Victoria V. answered • 02/20/19
Math Teacher: 20 Yrs Teaching/Tutoring CALC 1, PRECALC, ALG 2, TRIG
These types of word problems create two different equations: 1 for the number of questions and one for the score.
Looking at the number of questions first: There are 7-point questions (we will call "S") and there are 2-point questions (we will call "T") and since all of the questions are either 7-oint or 2-point, then the number of 7-point question and the number of 2-point questions must add up to 35, because there are 35 questions on the test. This, algebraically is:
S + T = 35
Now we look at the points. Each 7-point question contributes 7 points toward the total number of points (which is 100) and each 2-point question contributes 2 points toward the total.
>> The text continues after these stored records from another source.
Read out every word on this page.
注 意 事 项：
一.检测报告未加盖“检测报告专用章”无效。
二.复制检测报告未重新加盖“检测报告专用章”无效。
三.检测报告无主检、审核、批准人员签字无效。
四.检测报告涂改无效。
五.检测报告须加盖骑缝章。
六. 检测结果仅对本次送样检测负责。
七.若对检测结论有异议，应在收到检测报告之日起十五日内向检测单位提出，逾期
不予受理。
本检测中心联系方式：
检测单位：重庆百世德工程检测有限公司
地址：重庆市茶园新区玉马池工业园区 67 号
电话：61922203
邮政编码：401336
So algebraically that is:
7S + 2T = 100
This is the system of equation that must be solved.
S + T = 35
7S + 2T = 100
Multiply top equation by -2.
-2S + -2T = -70
7S + 2T = 100
Add vertically and the "T"s cancel out, leaving
5S = 30
Divide both sides by 5
S = 6 So there are six 7-point questions
Substitute "6" in for "S" in the equation: S + T = 35
6 + T = 35
Subtract 6 from both sides and find that
T = 29 So there are twenty-nine 2-point questions.
CHECK: Does S + T = 35? (6 + 29 = 35? YES, so works in top equation)
Does 7S+2T=100? (7(6) + 2(29) = 42 + 58 = 100? YES so works in bottom equation)
So we have found the correct solution. :-)